If any of these conditions arise for the first time during use, should be discontinued immediately.
- Venous thrombosis (including deep vein thrombosis, pulmonary embolism), including: history.
- Arterial thrombosis (including myocardial infarction, stroke) or thrombosis precursors (including transient ischemic attack, angina pectoris), including: history.
- Detection of predisposition for venous or arterial thrombosis, including resistance to activated protein C, antithrombin III deficiency, protein C deficiency, protein deficiency of the S, hyperhomocysteinemia, and antiphospholipid antibodies.
- Migraine with focal neurological symptoms history.
- Diabetes mellitus with vascular disease.
- The presence of serious or multiple risk factors for venous or arterial thrombosis (including severe arterial hypertension with blood pressure ≥160 / 100 mm Hg .; see para. “Precautions”).
- Pancreatitis now or in history, accompanied by severe hypertriglyceridemia.
- Severe liver disease at present or in history (to normalize the function of the liver).
- Swelling of the liver in the present or in history (benign or malignant).
- Confirmed or suspected hormone-dependent cancers (for example, genital and breast).
- Bleeding from the vagina of unknown etiology.
- Confirmed or suspected pregnancy.
- The period of breastfeeding.
- Smoking women older than 35 years (more than 15 cigarettes per day).

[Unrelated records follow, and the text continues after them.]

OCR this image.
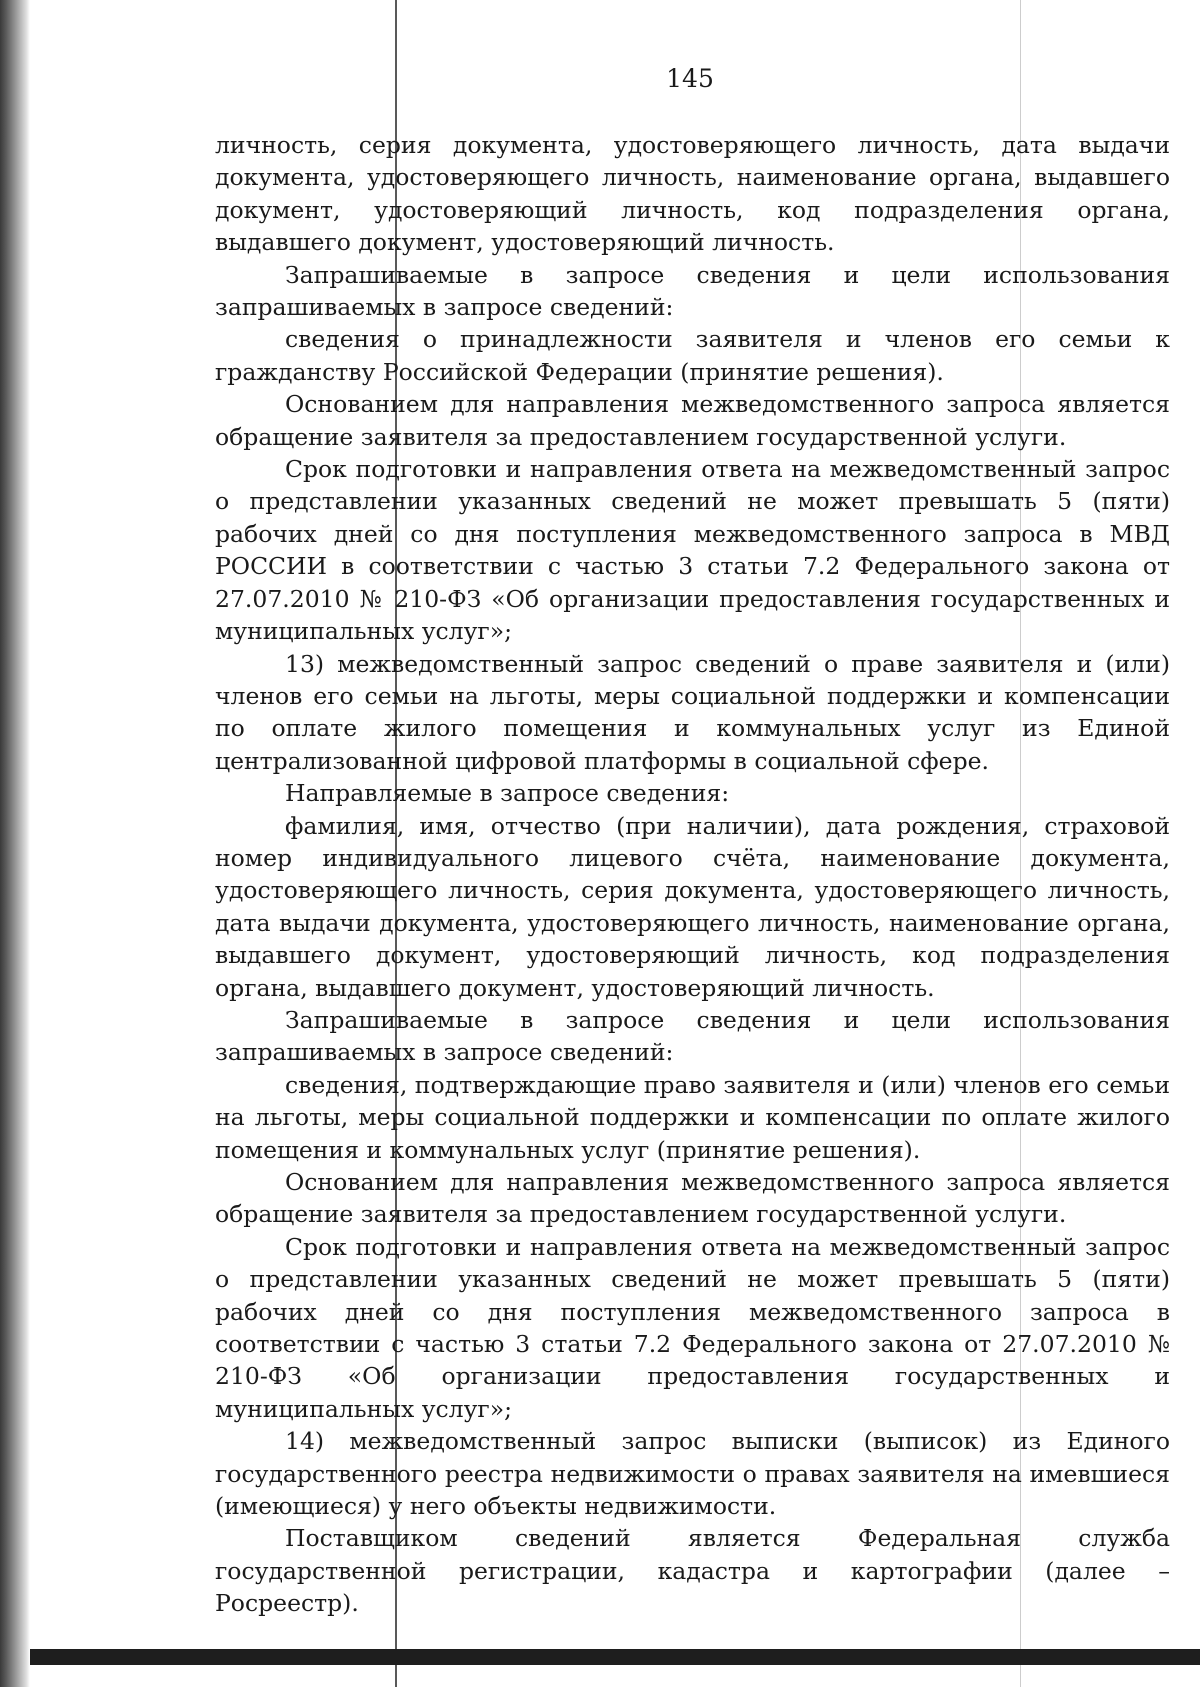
145

личность, серия документа, удостоверяющего личность, дата выдачи документа, удостоверяющего личность, наименование органа, выдавшего документ, удостоверяющий личность, код подразделения органа, выдавшего документ, удостоверяющий личность.

Запрашиваемые в запросе сведения и цели использования запрашиваемых в запросе сведений:

сведения о принадлежности заявителя и членов его семьи к гражданству Российской Федерации (принятие решения).

Основанием для направления межведомственного запроса является обращение заявителя за предоставлением государственной услуги.

Срок подготовки и направления ответа на межведомственный запрос о представлении указанных сведений не может превышать 5 (пяти) рабочих дней со дня поступления межведомственного запроса в МВД РОССИИ в соответствии с частью 3 статьи 7.2 Федерального закона от 27.07.2010 № 210-ФЗ «Об организации предоставления государственных и муниципальных услуг»;

13) межведомственный запрос сведений о праве заявителя и (или) членов его семьи на льготы, меры социальной поддержки и компенсации по оплате жилого помещения и коммунальных услуг из Единой централизованной цифровой платформы в социальной сфере.

Направляемые в запросе сведения:

фамилия, имя, отчество (при наличии), дата рождения, страховой номер индивидуального лицевого счёта, наименование документа, удостоверяющего личность, серия документа, удостоверяющего личность, дата выдачи документа, удостоверяющего личность, наименование органа, выдавшего документ, удостоверяющий личность, код подразделения органа, выдавшего документ, удостоверяющий личность.

Запрашиваемые в запросе сведения и цели использования запрашиваемых в запросе сведений:

сведения, подтверждающие право заявителя и (или) членов его семьи на льготы, меры социальной поддержки и компенсации по оплате жилого помещения и коммунальных услуг (принятие решения).

Основанием для направления межведомственного запроса является обращение заявителя за предоставлением государственной услуги.

Срок подготовки и направления ответа на межведомственный запрос о представлении указанных сведений не может превышать 5 (пяти) рабочих дней со дня поступления межведомственного запроса в соответствии с частью 3 статьи 7.2 Федерального закона от 27.07.2010 № 210-ФЗ «Об организации предоставления государственных и муниципальных услуг»;

14) межведомственный запрос выписки (выписок) из Единого государственного реестра недвижимости о правах заявителя на имевшиеся (имеющиеся) у него объекты недвижимости.

Поставщиком сведений является Федеральная служба государственной регистрации, кадастра и картографии (далее – Росреестр).
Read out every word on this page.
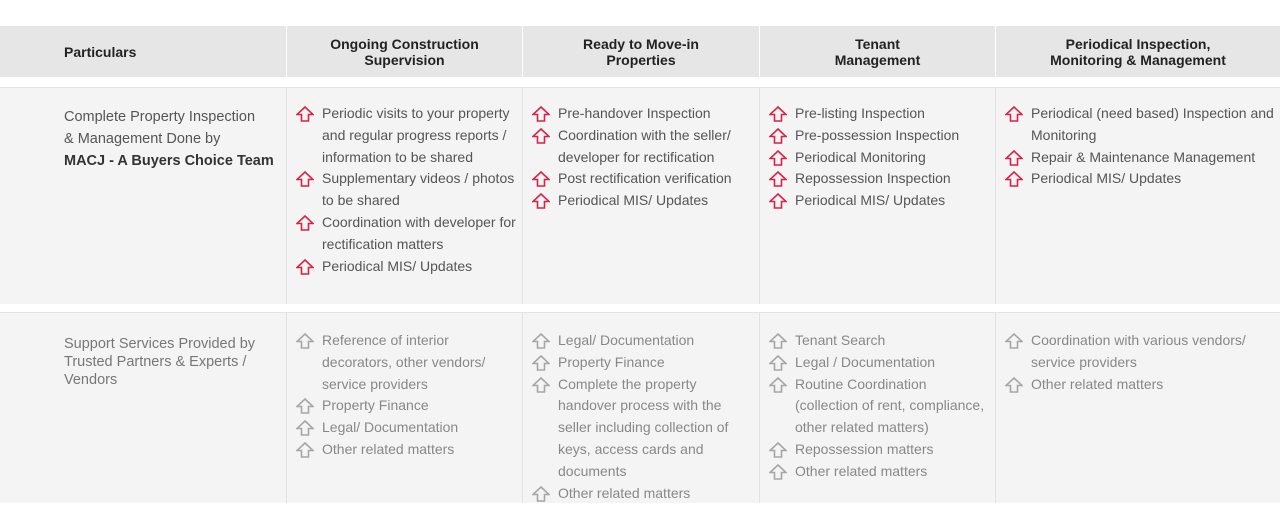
Particulars	Ongoing Construction
Supervision
Ready to Move-in
Properties
Tenant
Management
Periodical Inspection,
Monitoring & Management
Complete Property Inspection
& Management Done by
MACJ - A Buyers Choice Team
Periodic visits to your property and regular progress reports / information to be shared
Supplementary videos / photos to be shared
Coordination with developer for rectification matters
Periodical MIS/ Updates
Pre-handover Inspection
Coordination with the seller/ developer for rectification
Post rectification verification
Periodical MIS/ Updates
Pre-listing Inspection
Pre-possession Inspection
Periodical Monitoring
Repossession Inspection
Periodical MIS/ Updates
Periodical (need based) Inspection and Monitoring
Repair & Maintenance Management
Periodical MIS/ Updates
Support Services Provided by
Trusted Partners & Experts /
Vendors
Reference of interior decorators, other vendors/ service providers
Property Finance
Legal/ Documentation
Other related matters
Legal/ Documentation
Property Finance
Complete the property handover process with the seller including collection of keys, access cards and documents
Other related matters
Tenant Search
Legal / Documentation
Routine Coordination (collection of rent, compliance, other related matters)
Repossession matters
Other related matters
Coordination with various vendors/ service providers
Other related matters
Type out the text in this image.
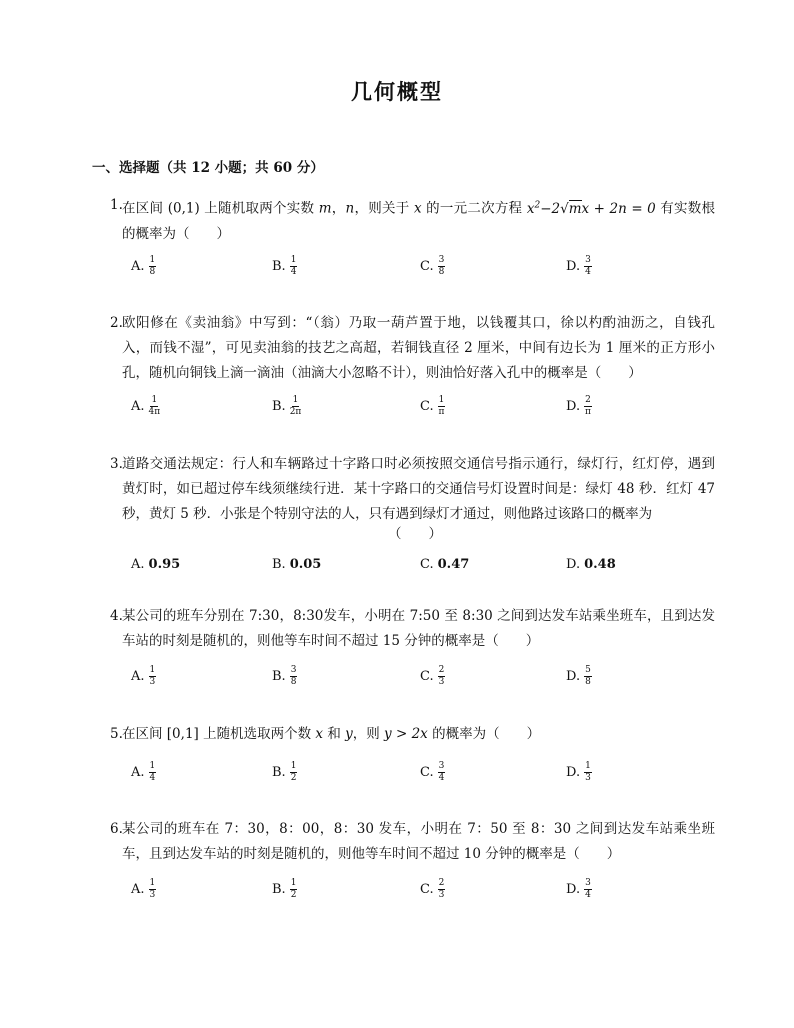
几何概型
一、选择题（共 12 小题；共 60 分）
1. 在区间 (0,1) 上随机取两个实数 m，n，则关于 x 的一元二次方程 $x^2-2√mx + 2n = 0$ 有实数根的概率为（　　）
A. $\frac{1}{8}$	B. $\frac{1}{4}$	C. $\frac{3}{8}$	D. $\frac{3}{4}$
2. 欧阳修在《卖油翁》中写到：“（翁）乃取一葫芦置于地，以钱覆其口，徐以杓酌油沥之，自钱孔入，而钱不湿”，可见卖油翁的技艺之高超，若铜钱直径 2 厘米，中间有边长为 1 厘米的正方形小孔，随机向铜钱上滴一滴油（油滴大小忽略不计），则油恰好落入孔中的概率是（　　）
A. $\frac{1}{4\pi}$	B. $\frac{1}{2\pi}$	C. $\frac{1}{\pi}$	D. $\frac{2}{\pi}$
3. 道路交通法规定：行人和车辆路过十字路口时必须按照交通信号指示通行，绿灯行，红灯停，遇到黄灯时，如已超过停车线须继续行进．某十字路口的交通信号灯设置时间是：绿灯 48 秒．红灯 47 秒，黄灯 5 秒．小张是个特别守法的人，只有遇到绿灯才通过，则他路过该路口的概率为
（　　）
A. 0.95	B. 0.05	C. 0.47	D. 0.48
4. 某公司的班车分别在 7:30，8:30发车，小明在 7:50 至 8:30 之间到达发车站乘坐班车，且到达发车站的时刻是随机的，则他等车时间不超过 15 分钟的概率是（　　）
A. $\frac{1}{3}$	B. $\frac{3}{8}$	C. $\frac{2}{3}$	D. $\frac{5}{8}$
5. 在区间 [0,1] 上随机选取两个数 x 和 y，则 y > 2x 的概率为（　　）
A. $\frac{1}{4}$	B. $\frac{1}{2}$	C. $\frac{3}{4}$	D. $\frac{1}{3}$
6. 某公司的班车在 7：30，8：00，8：30 发车，小明在 7：50 至 8：30 之间到达发车站乘坐班车，且到达发车站的时刻是随机的，则他等车时间不超过 10 分钟的概率是（　　）
A. $\frac{1}{3}$	B. $\frac{1}{2}$	C. $\frac{2}{3}$	D. $\frac{3}{4}$
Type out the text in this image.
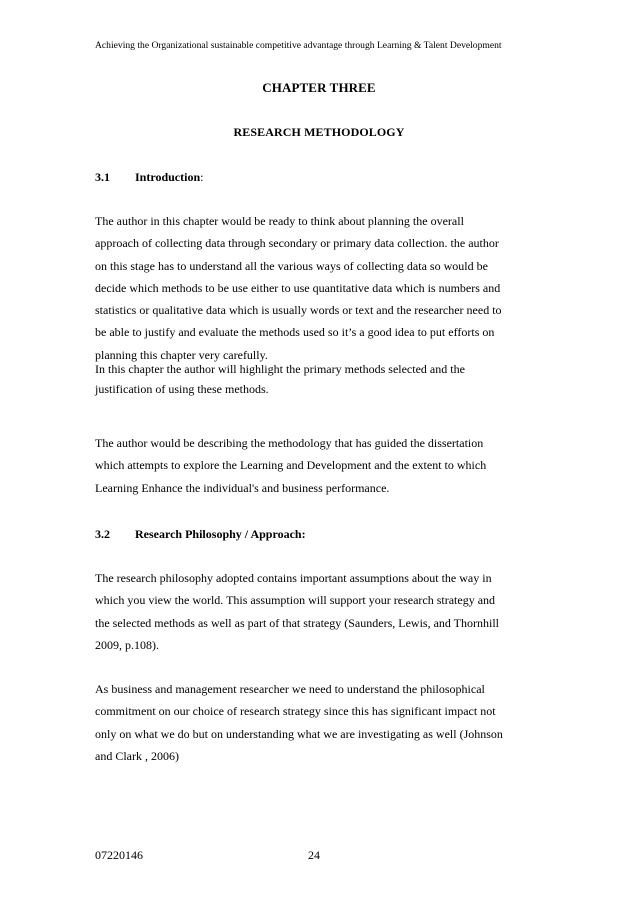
Achieving the Organizational sustainable competitive advantage through Learning & Talent Development
CHAPTER THREE
RESEARCH METHODOLOGY
3.1 Introduction:
The author in this chapter would be ready to think about planning the overall
approach of collecting data through secondary or primary data collection. the author
on this stage has to understand all the various ways of collecting data so would be
decide which methods to be use either to use quantitative data which is numbers and
statistics or qualitative data which is usually words or text and the researcher need to
be able to justify and evaluate the methods used so it’s a good idea to put efforts on
planning this chapter very carefully.
In this chapter the author will highlight the primary methods selected and the
justification of using these methods.
The author would be describing the methodology that has guided the dissertation
which attempts to explore the Learning and Development and the extent to which
Learning Enhance the individual's and business performance.
3.2 Research Philosophy / Approach:
The research philosophy adopted contains important assumptions about the way in
which you view the world. This assumption will support your research strategy and
the selected methods as well as part of that strategy (Saunders, Lewis, and Thornhill
2009, p.108).
As business and management researcher we need to understand the philosophical
commitment on our choice of research strategy since this has significant impact not
only on what we do but on understanding what we are investigating as well (Johnson
and Clark , 2006)
07220146	24
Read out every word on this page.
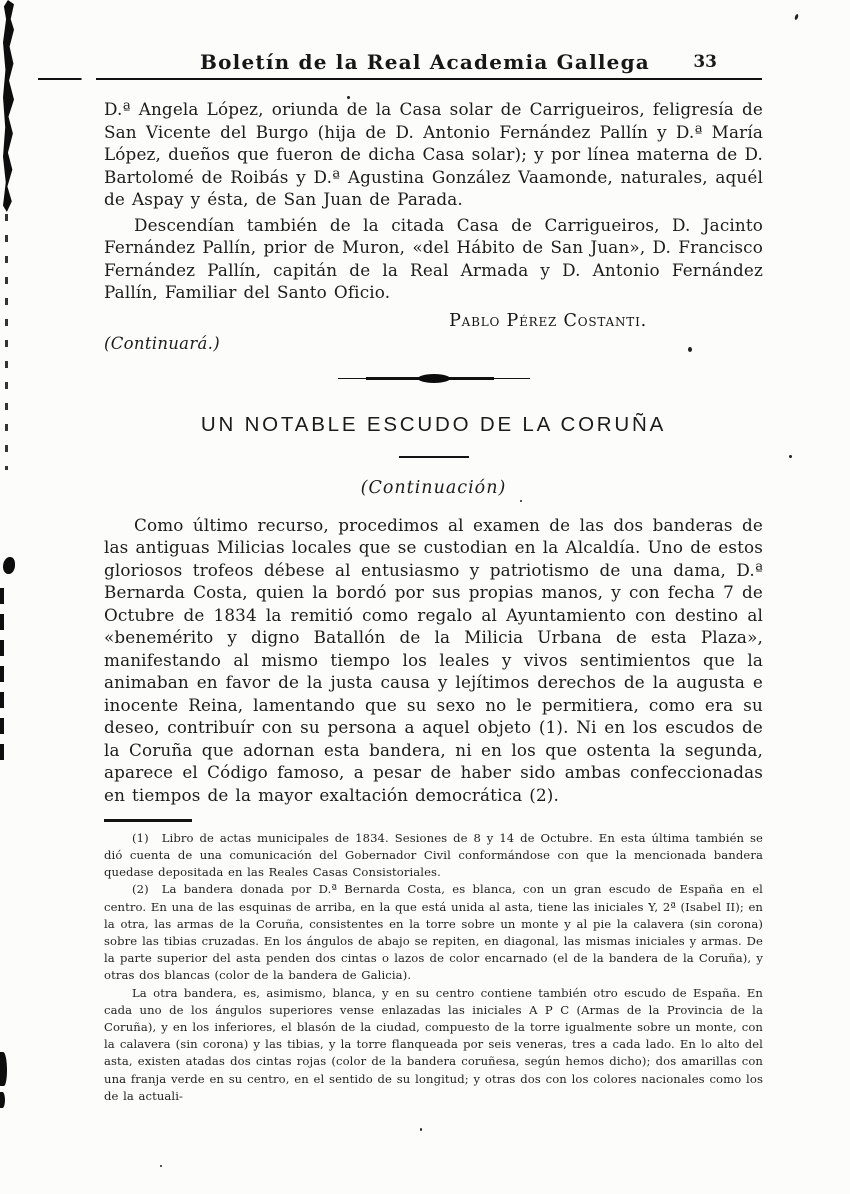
Boletín de la Real Academia Gallega	33

D.ª Angela López, oriunda de la Casa solar de Carrigueiros, feligresía de San Vicente del Burgo (hija de D. Antonio Fernández Pallín y D.ª María López, dueños que fueron de dicha Casa solar); y por línea materna de D. Bartolomé de Roibás y D.ª Agustina González Vaamonde, naturales, aquél de Aspay y ésta, de San Juan de Parada.

Descendían también de la citada Casa de Carrigueiros, D. Jacinto Fernández Pallín, prior de Muron, «del Hábito de San Juan», D. Francisco Fernández Pallín, capitán de la Real Armada y D. Antonio Fernández Pallín, Familiar del Santo Oficio.

Pablo Pérez Costanti.
(Continuará.)
UN NOTABLE ESCUDO DE LA CORUÑA
(Continuación)

Como último recurso, procedimos al examen de las dos banderas de las antiguas Milicias locales que se custodian en la Alcaldía. Uno de estos gloriosos trofeos débese al entusiasmo y patriotismo de una dama, D.ª Bernarda Costa, quien la bordó por sus propias manos, y con fecha 7 de Octubre de 1834 la remitió como regalo al Ayuntamiento con destino al «benemérito y digno Batallón de la Milicia Urbana de esta Plaza», manifestando al mismo tiempo los leales y vivos sentimientos que la animaban en favor de la justa causa y lejítimos derechos de la augusta e inocente Reina, lamentando que su sexo no le permitiera, como era su deseo, contribuír con su persona a aquel objeto (1). Ni en los escudos de la Coruña que adornan esta bandera, ni en los que ostenta la segunda, aparece el Código famoso, a pesar de haber sido ambas confeccionadas en tiempos de la mayor exaltación democrática (2).

(1) Libro de actas municipales de 1834. Sesiones de 8 y 14 de Octubre. En esta última también se dió cuenta de una comunicación del Gobernador Civil conformándose con que la mencionada bandera quedase depositada en las Reales Casas Consistoriales.

(2) La bandera donada por D.ª Bernarda Costa, es blanca, con un gran escudo de España en el centro. En una de las esquinas de arriba, en la que está unida al asta, tiene las iniciales Y, 2ª (Isabel II); en la otra, las armas de la Coruña, consistentes en la torre sobre un monte y al pie la calavera (sin corona) sobre las tibias cruzadas. En los ángulos de abajo se repiten, en diagonal, las mismas iniciales y armas. De la parte superior del asta penden dos cintas o lazos de color encarnado (el de la bandera de la Coruña), y otras dos blancas (color de la bandera de Galicia).

La otra bandera, es, asimismo, blanca, y en su centro contiene también otro escudo de España. En cada uno de los ángulos superiores vense enlazadas las iniciales A P C (Armas de la Provincia de la Coruña), y en los inferiores, el blasón de la ciudad, compuesto de la torre igualmente sobre un monte, con la calavera (sin corona) y las tibias, y la torre flanqueada por seis veneras, tres a cada lado. En lo alto del asta, existen atadas dos cintas rojas (color de la bandera coruñesa, según hemos dicho); dos amarillas con una franja verde en su centro, en el sentido de su longitud; y otras dos con los colores nacionales como los de la actuali-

- Hypersensitivity to the active substances or to any of the excipients proviron dosage .Carefully
- age over 35 years;
- dysfunctional family history (ie venous or arterial thromboembolism in siblings, sisters or parents at a relatively early age). If you suspect that a family history before making a decision on the use of any hormonal contraceptive a woman should go to a specialist for advice;
- obesity (body mass index greater than 30 kg / m2);
- prolonged immobilization, major surgery, surgery on the lower limbs, or severe injury. In these situations, it is recommended to stop using the product (for planned surgical procedures no later than 4 weeks before surgery) and not to resume their use within 2 weeks after complete remobilization;
- superficial thrombophlebitis, varicose veins;
- smoking (with increasing age and number of cigarettes smoked per day increases the risk, especially in women over 35 years old);
- arterial hypertension;
- valvular heart disease;
- atrial fibrillation;
- in non-breastfeeding postpartum women breast;
- diabetes without vascular lesions;
- systemic lupus erythematosus;
- hemolytic-uremic syndrome;
- chronic inflammatory bowel disease (Crohn’s disease or ulcerative colitis);
- sickle cell anemia;
- changes in biochemical parameters indicative of the likelihood of hereditary or acquired predisposition for venous or arterial thrombosis, including resistance of activated protein proviron dosage, hyperhomocysteinemia, antithrombin III deficiency, deficiency of protein C, protein deficiency of the S, antiphospholipid antibodies (antibodies to cardiolipin, lupus anticoagulant) ;
- hypertriglyceridemia (including family history);
- acute and chronic liver disease, includingcongenital hyperbilirubinemiato restore the biochemical parameters.